Mort d'une duchesse
Il était désolé que la troupe ait été laissée dans l’ignorance
des événements, mais il avait d’abord dû informer ses nobles hôtes. Y avait-il
un problème d’argent, comme il venait de l’entendre ? Eh bien, il
réglerait de sa poche ce qui leur était dû par la duchesse. Qu’ils ne se
fassent aucun souci. Il leur offrait le gîte et le couvert dans ses quartiers, et
son intendant leur donnerait la somme qui leur revenait.
— Vous deviez être hébergés ici, certes, mais le duc ne
désirera certainement pas vous savoir chez lui. Vous risqueriez de lui rappeler
son malheur, comprenez-le. Faites vos bagages. Mes hommes vous aideront.
— Sait-on qui a tué la malheureuse dame ? s’enquit
une voix.
Le seigneur Paolo secoua la tête.
— Je crains que ce ne soit le fils d’Ugo Bandini.
Aussitôt, cris et vitupérations s’élevèrent dans les rangs
des nains ; Di Torre et Bandini avaient leurs partisans jusqu’en ce lieu. Le
seigneur Paolo leur rappela le décret du duc interdisant toute atteinte à la
tranquillité publique, et les voix moururent peu à peu. Ses hommes soulevèrent
les bannettes en osier. Les membres de la troupe ôtèrent en toute hâte les dernières
pièces de leur costume et se mirent en quête de leurs vêtements. Cupidon, endormi
sur une pile d’habits, fut réveillé sans ménagement, on lui enfila ses chausses,
on le secoua, on l’embrassa et l’emporta.
— Attendez ! Attendez ! s’égosillait Niccolo
en tentant de retenir ses comédiens. Il faut que je compte les costumes. Attendez !
Attendez !
Un nain coiffé du chapeau à plumes écarlates passa près de
lui en courant et il attrapa le couvre-chef au vol.
Sigismondo, la main droite sous le menton, l’index posé sur
la bouche, le coude dans la paume de sa main gauche, demeurait calme dans le tohu-bohu.
La monture en or de l’anneau luisait dans la lumière des torches. Le seigneur
Paolo lui adressa un signe. Sigismondo se décolla du mur et fendit la foule
surexcitée.
— Nous assistons au dénouement de la triste affaire de
ce matin.
Sigismondo s’inclina.
— Il est désormais inutile que vous procédiez à de nouvelles
recherches. Bandini devra rendre dame Cosima – mais je crains que cela ne
puisse sauver son fils. La miséricorde du duc ne saurait exclure la rigueur.
Sigismondo s’inclina à nouveau.
— Même si j’ai imploré sa merci, ajouta le seigneur Paolo
en se détournant pour s’en aller.
La foule s’écarta pour le laisser passer.
— Seigneur.
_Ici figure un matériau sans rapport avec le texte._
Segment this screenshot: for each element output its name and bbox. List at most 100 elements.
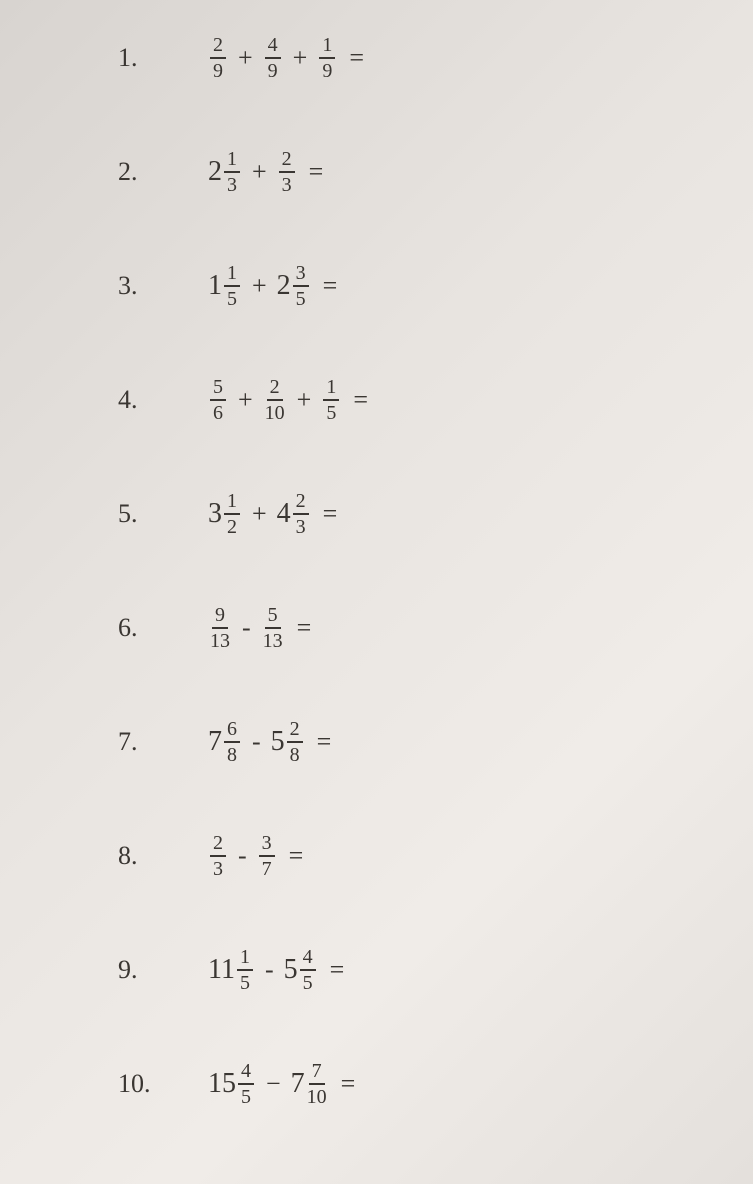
numerator: 4	[238, 1061, 254, 1085]
denominator: 10	[265, 401, 285, 423]
fraction: 23	[279, 149, 295, 195]
denominator: 3	[293, 515, 309, 537]
problem-number: 4.	[118, 385, 208, 415]
numerator: 6	[224, 719, 240, 743]
expression: 1115-545=	[208, 947, 344, 993]
numerator: 1	[224, 149, 240, 173]
problem-row: 8.23-37=	[0, 833, 753, 879]
operator: +	[238, 43, 253, 73]
equals-sign: =	[330, 955, 345, 985]
numerator: 9	[212, 605, 228, 629]
expression: 312+423=	[208, 491, 337, 537]
operator: +	[252, 157, 267, 187]
numerator: 1	[224, 263, 240, 287]
denominator: 3	[210, 857, 226, 879]
problem-number: 2.	[118, 157, 208, 187]
expression: 913-513=	[208, 605, 311, 651]
mixed-number: 545	[284, 947, 318, 993]
fraction: 19	[319, 35, 335, 81]
operator: +	[297, 385, 312, 415]
numerator: 5	[210, 377, 226, 401]
numerator: 7	[309, 1061, 325, 1085]
equals-sign: =	[323, 271, 338, 301]
numerator: 4	[300, 947, 316, 971]
denominator: 5	[237, 971, 253, 993]
fraction: 28	[287, 719, 303, 765]
mixed-number: 423	[277, 491, 311, 537]
fraction: 513	[263, 605, 283, 651]
problem-row: 3.115+235=	[0, 263, 753, 309]
problem-row: 5.312+423=	[0, 491, 753, 537]
whole-part: 1	[208, 270, 222, 302]
numerator: 1	[237, 947, 253, 971]
problem-number: 9.	[118, 955, 208, 985]
mixed-number: 312	[208, 491, 242, 537]
numerator: 2	[293, 491, 309, 515]
fraction: 68	[224, 719, 240, 765]
denominator: 3	[279, 173, 295, 195]
whole-part: 3	[208, 498, 222, 530]
numerator: 5	[265, 605, 281, 629]
numerator: 3	[259, 833, 275, 857]
whole-part: 2	[277, 270, 291, 302]
operator: −	[266, 1069, 281, 1099]
whole-part: 7	[291, 1068, 305, 1100]
denominator: 7	[259, 857, 275, 879]
equals-sign: =	[341, 1069, 356, 1099]
problem-number: 1.	[118, 43, 208, 73]
denominator: 3	[224, 173, 240, 195]
denominator: 2	[224, 515, 240, 537]
operator: +	[252, 271, 267, 301]
expression: 23-37=	[208, 833, 303, 879]
numerator: 2	[287, 719, 303, 743]
mixed-number: 1545	[208, 1061, 256, 1107]
fraction: 35	[293, 263, 309, 309]
fraction: 45	[300, 947, 316, 993]
denominator: 5	[300, 971, 316, 993]
fraction: 23	[210, 833, 226, 879]
problem-row: 7.768-528=	[0, 719, 753, 765]
problem-row: 2.213+23=	[0, 149, 753, 195]
denominator: 5	[224, 287, 240, 309]
operator: -	[252, 727, 261, 757]
whole-part: 2	[208, 156, 222, 188]
numerator: 2	[210, 35, 226, 59]
equals-sign: =	[309, 157, 324, 187]
fraction: 913	[210, 605, 230, 651]
problem-number: 3.	[118, 271, 208, 301]
numerator: 2	[210, 833, 226, 857]
mixed-number: 768	[208, 719, 242, 765]
equals-sign: =	[317, 727, 332, 757]
operator: +	[293, 43, 308, 73]
problem-number: 6.	[118, 613, 208, 643]
fraction: 37	[259, 833, 275, 879]
denominator: 13	[263, 629, 283, 651]
denominator: 13	[210, 629, 230, 651]
numerator: 2	[279, 149, 295, 173]
whole-part: 5	[271, 726, 285, 758]
fraction: 15	[323, 377, 339, 423]
fraction: 56	[210, 377, 226, 423]
equals-sign: =	[289, 841, 304, 871]
fraction: 49	[265, 35, 281, 81]
fraction: 12	[224, 491, 240, 537]
problem-row: 4.56+210+15=	[0, 377, 753, 423]
fraction: 45	[238, 1061, 254, 1107]
numerator: 1	[319, 35, 335, 59]
operator: +	[252, 499, 267, 529]
problem-row: 10.1545−7710=	[0, 1061, 753, 1107]
problems-list: 1.29+49+19=2.213+23=3.115+235=4.56+210+1…	[0, 35, 753, 1175]
equals-sign: =	[353, 385, 368, 415]
fraction: 23	[293, 491, 309, 537]
problem-row: 6.913-513=	[0, 605, 753, 651]
whole-part: 11	[208, 954, 235, 986]
operator: -	[238, 841, 247, 871]
numerator: 1	[224, 491, 240, 515]
equals-sign: =	[297, 613, 312, 643]
expression: 115 +235 =	[208, 263, 337, 309]
expression: 213+23=	[208, 149, 323, 195]
operator: -	[265, 955, 274, 985]
denominator: 8	[287, 743, 303, 765]
problem-row: 9.1115-545=	[0, 947, 753, 993]
fraction: 13	[224, 149, 240, 195]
Seigneur !
Un tout jeune enfant, plus jeune encore que Cupidon et
coiffé de bouclettes qui rappelaient la perruque dorée, mais vêtu d’un tabard
de page, tirait sur la tunique de Sigismondo en levant vers lui d’immenses yeux
bruns.
— Seigneur. Ma maîtresse veut vous voir.
Sigismondo s’accroupit à sa hauteur.
— Ta maîtresse ?
— Suivez-moi.
Ayant attiré l’attention de Sigismondo, l’enfant, comme
certain que ce dernier allait lui obéir, se glissa avec adresse entre les
jambes de la foule du hall d’entrée, parmi les convives restés à ressasser l’incroyable
nouvelle et la rumeur selon laquelle Ugo Bandini, apprenant l’horrible forfait
de son fils, s’était réfugié auprès du cardinal Pontano par crainte de la réaction
du duc. Dans le grand hall, des serviteurs, occupés à débarrasser les tables
tout en s’emplissant la panse, comméraient sur le même sujet. Se faufilant entre
les épaules avec la même habileté que mettait son guide à zigzaguer entre les
jambes, l’agent du duc suivit le petit page. Il est vrai que tous ceux qui
voyaient approcher Sigismondo s’écartaient d’un mouvement instinctif ; il
était habitué à ce fait et, dans une bataille, l’appréciait.
Le castello de Rocca aurait pu être bâti par des lapins
géants ; il recelait des passages de toutes sortes, en pierre ou en plâtre
peint, larges ou étroits ; certains, qui semblaient ne mener nulle part, révélaient
soudain un rideau ou un embranchement, qu’empruntait avec une agilité d’anguille
le page, lequel – petit lapin plein d’expérience – s’était muni d’un
flambeau dès qu’ils eurent quitté les parties éclairées par des torches fixes. Sigismondo
lui accordait toute sa confiance, en homme sachant à quel moment il peut s’en
remettre à l’inconnu, et qui, ce faisant, se sait moins en danger que beaucoup.